Sentí sus manos sobre mi piel, deslizando la tela hacia abajo suavemente, acariciándome sin ningún reparo a la vez que me colocaba la falda.

- Lo sabía - dije triunfante, sonriendo maliciosa - Sabia que detrás de esa fachada de hombre frío se ocultaba un corazón caliente.
- ¡Serás...! - exclamó mi amigo y se echó a reír ruidosamente. - Esta me la pagas, Turandot. He caído en tu trampa como un idiota, pero pienso vengarme y mi venganza va a ser terrible. Porque has de saber, amiga mía, que acabo de perderte el respeto y vas a lamentarlo.
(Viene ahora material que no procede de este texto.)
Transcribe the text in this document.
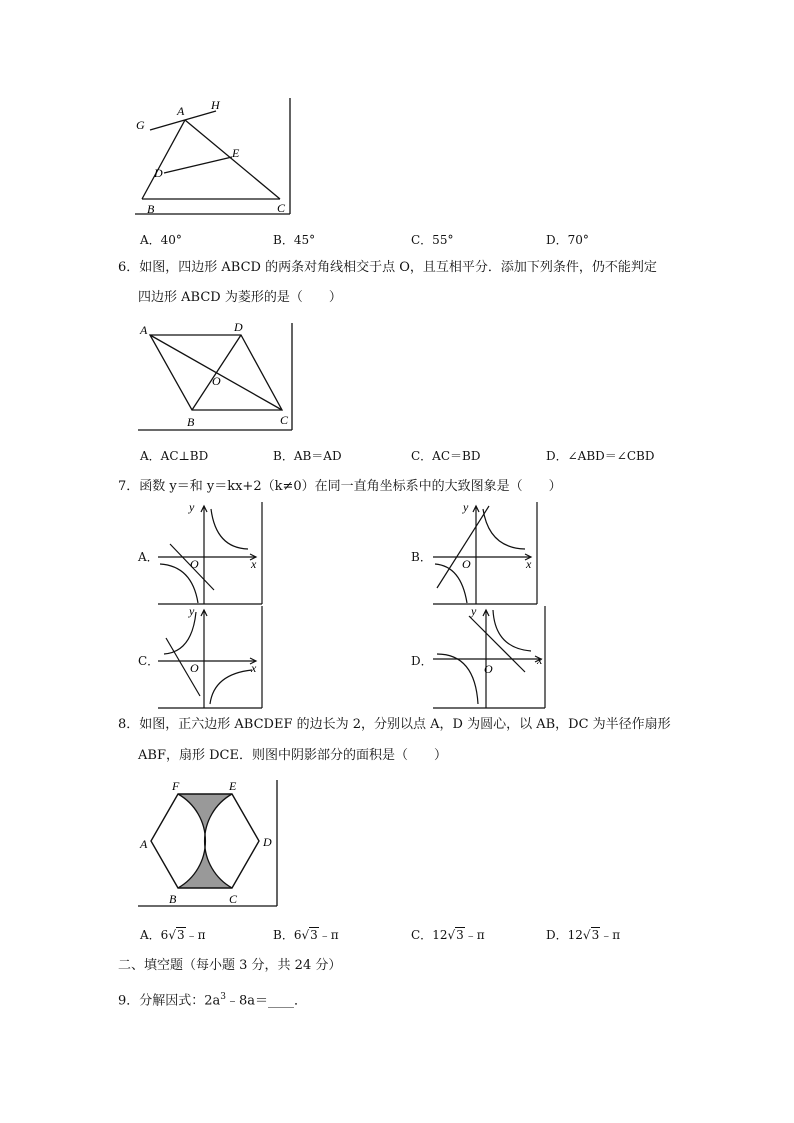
G
A H
E
D
B	C
A．40°	B．45°	C．55°	D．70°
6．如图，四边形 ABCD 的两条对角线相交于点 O，且互相平分．添加下列条件，仍不能判定
四边形 ABCD 为菱形的是（　　）
A	D
O
B	C
A．AC⊥BD	B．AB＝AD	C．AC＝BD	D．∠ABD＝∠CBD
7．函数 y＝和 y＝kx+2（k≠0）在同一直角坐标系中的大致图象是（　　）
A．
y
x
O	B．
y
x
O
C．
y
x
O	D．
y
x
O
8．如图，正六边形 ABCDEF 的边长为 2，分别以点 A，D 为圆心，以 AB，DC 为半径作扇形
ABF，扇形 DCE．则图中阴影部分的面积是（　　）
F	E
A	D
B	C
A．6√3﹣π	B．6√3﹣π	C．12√3﹣π	D．12√3﹣π
二、填空题（每小题 3 分，共 24 分）
9．分解因式：$2a^3﹣8a=\_\_\_\_$．
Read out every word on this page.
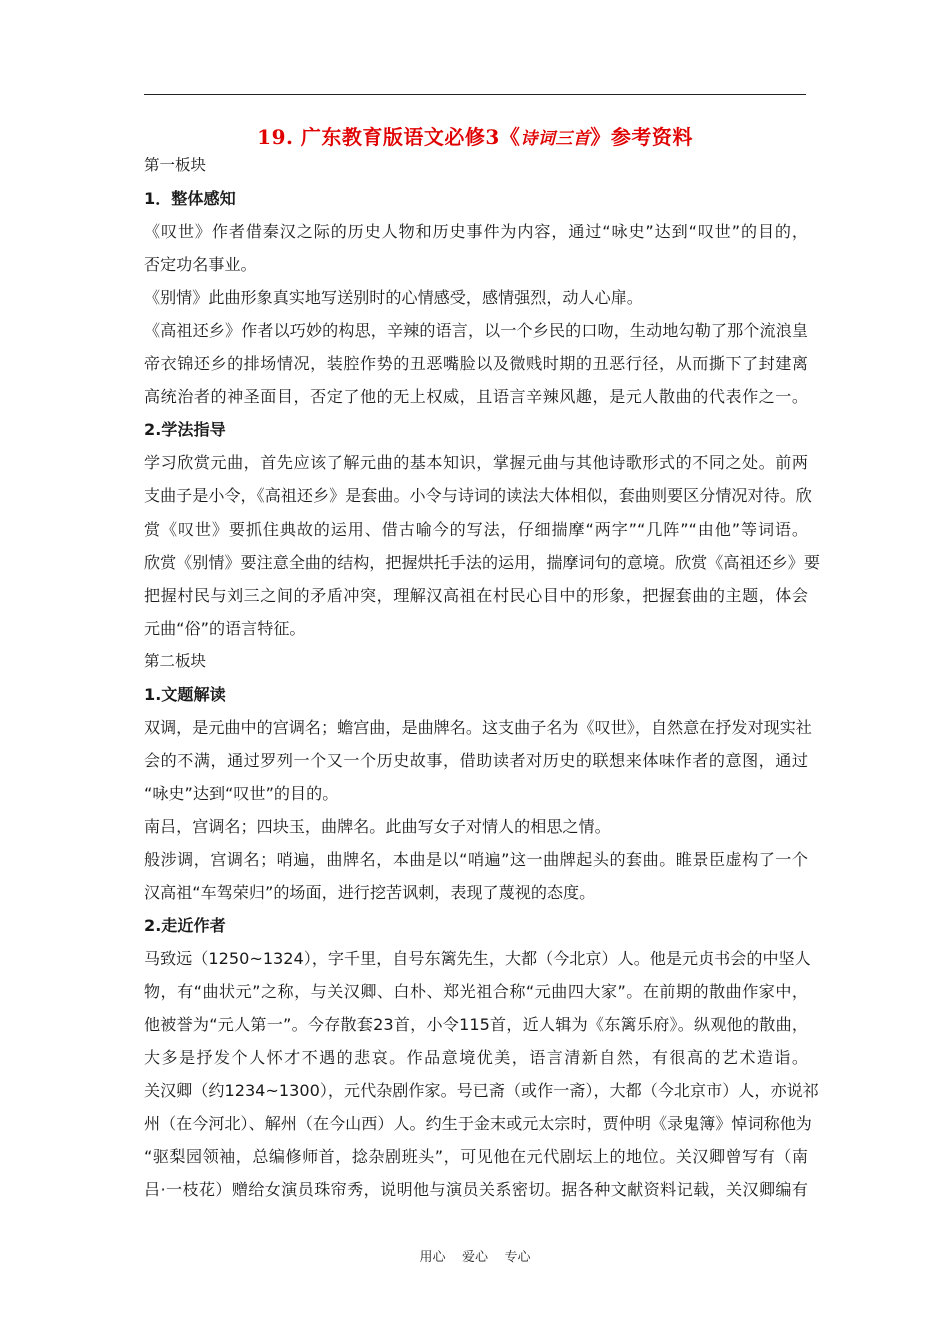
19. 广东教育版语文必修3《诗词三首》参考资料
第一板块
1．整体感知
《叹世》作者借秦汉之际的历史人物和历史事件为内容，通过“咏史”达到“叹世”的目的，
否定功名事业。
《别情》此曲形象真实地写送别时的心情感受，感情强烈，动人心扉。
《高祖还乡》作者以巧妙的构思，辛辣的语言，以一个乡民的口吻，生动地勾勒了那个流浪皇
帝衣锦还乡的排场情况，装腔作势的丑恶嘴脸以及微贱时期的丑恶行径，从而撕下了封建离
高统治者的神圣面目，否定了他的无上权威，且语言辛辣风趣，是元人散曲的代表作之一。
2.学法指导
学习欣赏元曲，首先应该了解元曲的基本知识，掌握元曲与其他诗歌形式的不同之处。前两
支曲子是小令，《高祖还乡》是套曲。小令与诗词的读法大体相似，套曲则要区分情况对待。欣
赏《叹世》要抓住典故的运用、借古喻今的写法，仔细揣摩“两字”“几阵”“由他”等词语。
欣赏《别情》要注意全曲的结构，把握烘托手法的运用，揣摩词句的意境。欣赏《高祖还乡》要
把握村民与刘三之间的矛盾冲突，理解汉高祖在村民心目中的形象，把握套曲的主题，体会
元曲“俗”的语言特征。
第二板块
1.文题解读
双调，是元曲中的宫调名；蟾宫曲，是曲牌名。这支曲子名为《叹世》，自然意在抒发对现实社
会的不满，通过罗列一个又一个历史故事，借助读者对历史的联想来体味作者的意图，通过
“咏史”达到“叹世”的目的。
南吕，宫调名；四块玉，曲牌名。此曲写女子对情人的相思之情。
般涉调，宫调名；哨遍，曲牌名，本曲是以“哨遍”这一曲牌起头的套曲。睢景臣虚构了一个
汉高祖“车驾荣归”的场面，进行挖苦讽刺，表现了蔑视的态度。
2.走近作者
马致远（1250~1324），字千里，自号东篱先生，大都（今北京）人。他是元贞书会的中坚人
物，有“曲状元”之称，与关汉卿、白朴、郑光祖合称“元曲四大家”。在前期的散曲作家中，
他被誉为“元人第一”。今存散套23首，小令115首，近人辑为《东篱乐府》。纵观他的散曲，
大多是抒发个人怀才不遇的悲哀。作品意境优美，语言清新自然，有很高的艺术造诣。
关汉卿（约1234~1300），元代杂剧作家。号已斋（或作一斋），大都（今北京市）人，亦说祁
州（在今河北）、解州（在今山西）人。约生于金末或元太宗时，贾仲明《录鬼簿》悼词称他为
“驱梨园领袖，总编修师首，捻杂剧班头”，可见他在元代剧坛上的地位。关汉卿曾写有（南
吕·一枝花）赠给女演员珠帘秀，说明他与演员关系密切。据各种文献资料记载，关汉卿编有
用心    爱心    专心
Llegamos al restaurante sin decir una sola palabra más. Cada vez que le miraba me encontraba con su maquiavélica sonrisa. No sabía lo que tramaba, pero fuera lo que fuese ya lo tenía todo planeado. Dentro ya estaban nuestros amigos esperando. Nos sentamos los cinco en una mesa y Aldrobando se sentó a mi derecha. Roberto, uno de nuestros amigos, hermano de Alberto que también estaba en la mesa, nos enseñó su nueva navaja. Era una de esas que está llena de accesorios, tenía cortaúñas, tijeras y hasta un pequeño tenedor. Aldrobando le pidió que le dejara la navaja, pero se le cayó al suelo justo cuando traían la carta. Así estábamos mirando el menú cuando sentí que mi amigo, fingiendo buscar la navaja, alcanzaba mis muslos por debajo de la mesa. En una hábil maniobra, metió las manos por debajo de mi falda y cortó los dos laterales de mis braguitas con las pequeñas tijeras de la navaja. Subió y volvió a sentarse a mi lado devolviéndole la navaja a Roberto. Me miró sonriente. Yo no podía creermelo. Cuando llegó el postre, sacó su mano de entre mis piernas. Suspiré aliviada, pensando que no iba a volver al ataque, pues lo estaba pasando francamente mal intentando refrenar el orgasmo que sentía llegar. El camarero trajo el helado. Vi como mi amigo, mirándome a los ojos, hundía un dedo en el helado y después metía la mano debajo de la mesa. Creí morir cuando sentí aquel gélido dedo de chocolate acariciándome el clítoris para hundirse después en mi interior, penetrándome una y otra vez. Y allí, en medio de los postres, mi querido Aldrobando Anatema me regaló un maravilloso orgasmo bañado en chocolate, que me hizo derramar mi copa ante el súbito estremecimiento de mi cuerpo.

- Te odio - le dije a mi amigo al oído, al verle cómo me miraba con una sonrisa de oreja a oreja.
- Y yo también a ti - me contestó.

Y me besó en los labios muy dulcemente, ante la sorpresa de los demás que no acababan de comprender lo que había sucedido.